Estamos programados para dominar, para subyugar o forzar el curso natural del río para conseguir nuestros objetivos. Pero esa falta de escucha (y respeto) se vuelve en contra nuestra desconectándonos de nuestro cuerpo, de su vigor y de lo más instintivo. Cuando tenemos síntomas (una fiebre, una diarrea, una jaqueca) no nos preguntamos qué nos quiere decir el cuerpo (descanso, ayuno o soledad, por ejemplo), muchas veces lo resolvemos con una pastilla.

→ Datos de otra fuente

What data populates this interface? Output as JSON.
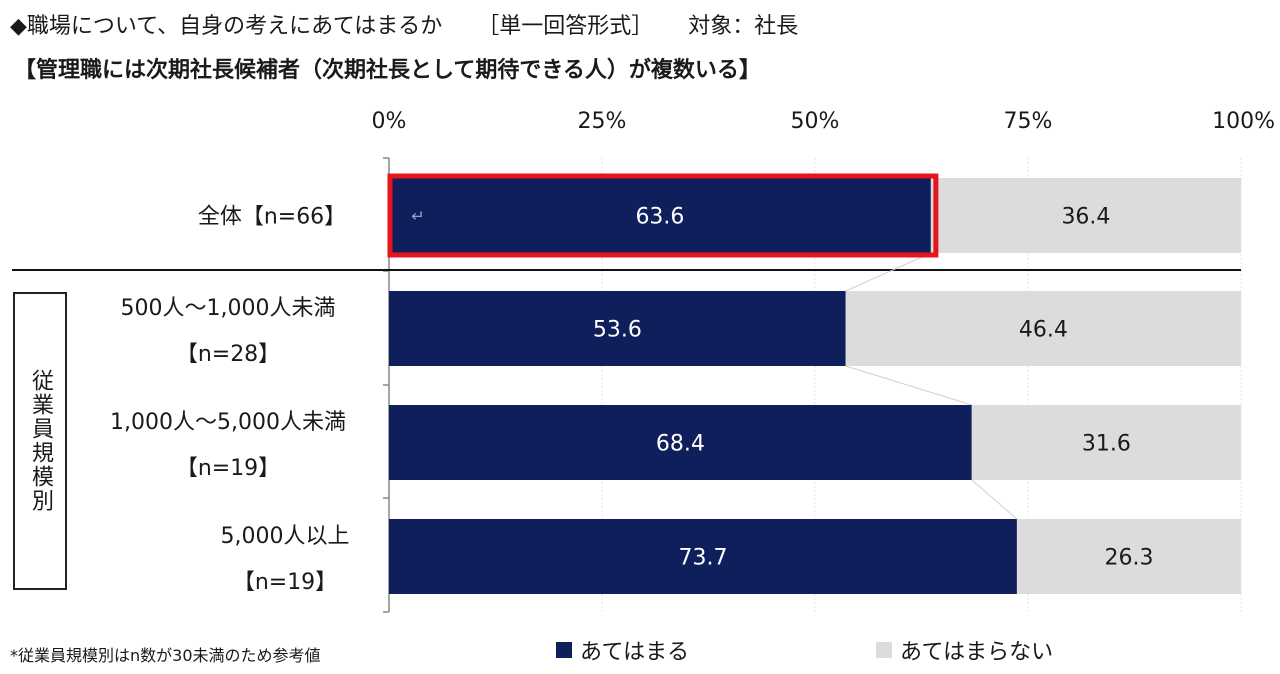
{
  "header": {
    "question": "◆職場について、自身の考えにあてはまるか",
    "format": "［単一回答形式］",
    "target": "対象：社長",
    "subtitle": "【管理職には次期社長候補者（次期社長として期待できる人）が複数いる】"
  },
  "colors": {
    "yes": "#0f1f5c",
    "no": "#dcdcdc",
    "highlight": "#e8141b"
  },
  "group_label": "従業員規模別",
  "footnote": "*従業員規模別はn数が30未満のため参考値",
  "chart_data": {
    "type": "bar",
    "orientation": "horizontal",
    "stacked": true,
    "percent": true,
    "categories": [
      [
        "全体【n=66】"
      ],
      [
        "500人～1,000人未満",
        "【n=28】"
      ],
      [
        "1,000人～5,000人未満",
        "【n=19】"
      ],
      [
        "5,000人以上",
        "【n=19】"
      ]
    ],
    "series": [
      {
        "name": "あてはまる",
        "values": [
          63.6,
          53.6,
          68.4,
          73.7
        ]
      },
      {
        "name": "あてはまらない",
        "values": [
          36.4,
          46.4,
          31.6,
          26.3
        ]
      }
    ],
    "xticks": [
      "0%",
      "25%",
      "50%",
      "75%",
      "100%"
    ],
    "xlim": [
      0,
      100
    ],
    "legend": "bottom",
    "grid": true,
    "highlight_category": 0
  }
}
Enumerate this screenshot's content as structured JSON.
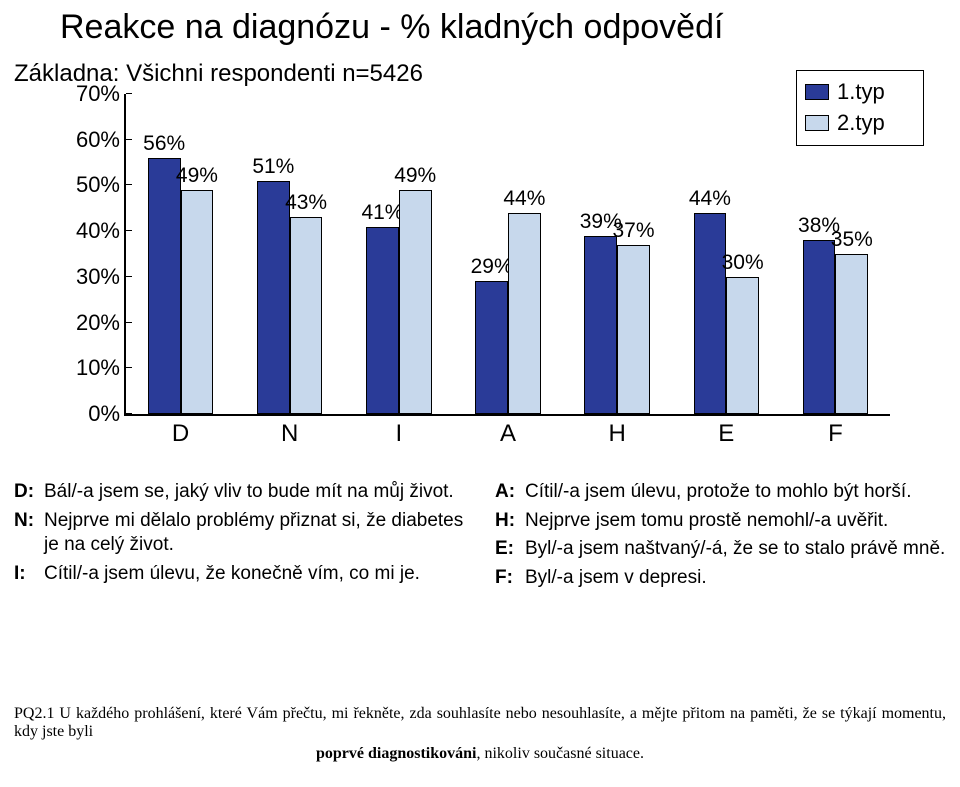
{
  "title": "Reakce na diagnózu - % kladných odpovědí",
  "subtitle": "Základna: Všichni respondenti n=5426",
  "legend": {
    "items": [
      {
        "label": "1.typ",
        "color": "#2a3b98"
      },
      {
        "label": "2.typ",
        "color": "#c7d8ec"
      }
    ],
    "border_color": "#000000"
  },
  "chart": {
    "type": "bar",
    "y": {
      "min": 0,
      "max": 70,
      "step": 10,
      "ticks": [
        0,
        10,
        20,
        30,
        40,
        50,
        60,
        70
      ]
    },
    "categories": [
      "D",
      "N",
      "I",
      "A",
      "H",
      "E",
      "F"
    ],
    "series": [
      {
        "name": "1.typ",
        "color": "#2a3b98",
        "values": [
          56,
          51,
          41,
          29,
          39,
          44,
          38
        ]
      },
      {
        "name": "2.typ",
        "color": "#c7d8ec",
        "values": [
          49,
          43,
          49,
          44,
          37,
          30,
          35
        ]
      }
    ],
    "value_suffix": "%",
    "value_fontsize": 21,
    "xlabel_fontsize": 24,
    "bar_border": "#000000",
    "background": "#ffffff",
    "bar_width_ratio": 0.3,
    "group_gap_ratio": 0.4
  },
  "definitions_left": [
    {
      "key": "D:",
      "text": "Bál/-a jsem se, jaký vliv to bude mít na můj život."
    },
    {
      "key": "N:",
      "text": "Nejprve mi dělalo problémy přiznat si, že diabetes je na celý život."
    },
    {
      "key": "I:",
      "text": "Cítil/-a jsem úlevu, že konečně vím, co mi je."
    }
  ],
  "definitions_right": [
    {
      "key": "A:",
      "text": "Cítil/-a jsem úlevu, protože to mohlo být horší."
    },
    {
      "key": "H:",
      "text": "Nejprve jsem tomu prostě nemohl/-a uvěřit."
    },
    {
      "key": "E:",
      "text": "Byl/-a jsem naštvaný/-á, že se to stalo právě mně."
    },
    {
      "key": "F:",
      "text": "Byl/-a jsem v depresi."
    }
  ],
  "footnote": {
    "line1_pre": "PQ2.1 U každého prohlášení, které Vám přečtu, mi řekněte, zda souhlasíte nebo nesouhlasíte, a mějte přitom na paměti, že se týkají momentu, kdy jste byli ",
    "line2_bold": "poprvé diagnostikováni",
    "line2_rest": ", nikoliv současné situace."
  }
}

No nos damos cuenta que la vida es sagrada, y que esta vida sostiene nuestro cuerpo. No queremos escuchar a la ciencia que nos alumbra acerca de la complejidad de nuestros sistemas orgánicos y de la regeneración continua en la que, momento a momento, está sumido nuestro cuerpo. Nos es fácil cosificar el cuerpo y tratarlo como “objeto”, imponerle hábitos en vez de aprender de su sabiduría.
La vida es alternancia y polarizarnos en el hacer (o en el no hacer) genera un desequilibrio. Cuando perdemos el apetito es posible que sea por algo, que necesitemos llevar la energía a procesos de regulación y no tanto en la digestión. Por supuesto que siempre hemos de consultar con nuestro equipo médido pero no de espaldas a nuestra naturaleza. El arte de regularse en la vida no es fácil porque primero hay que darse cuenta de la propia necesidad, pero después tenemos que tener la maestría del torero para capear los imponderables de nuestra vida social que, en definitiva, también es importante porque somos seres sociales. El equilibrio de la balanza a veces depende de unos gramos en un platillo o en otro pero hete aquí que vivir es un arte.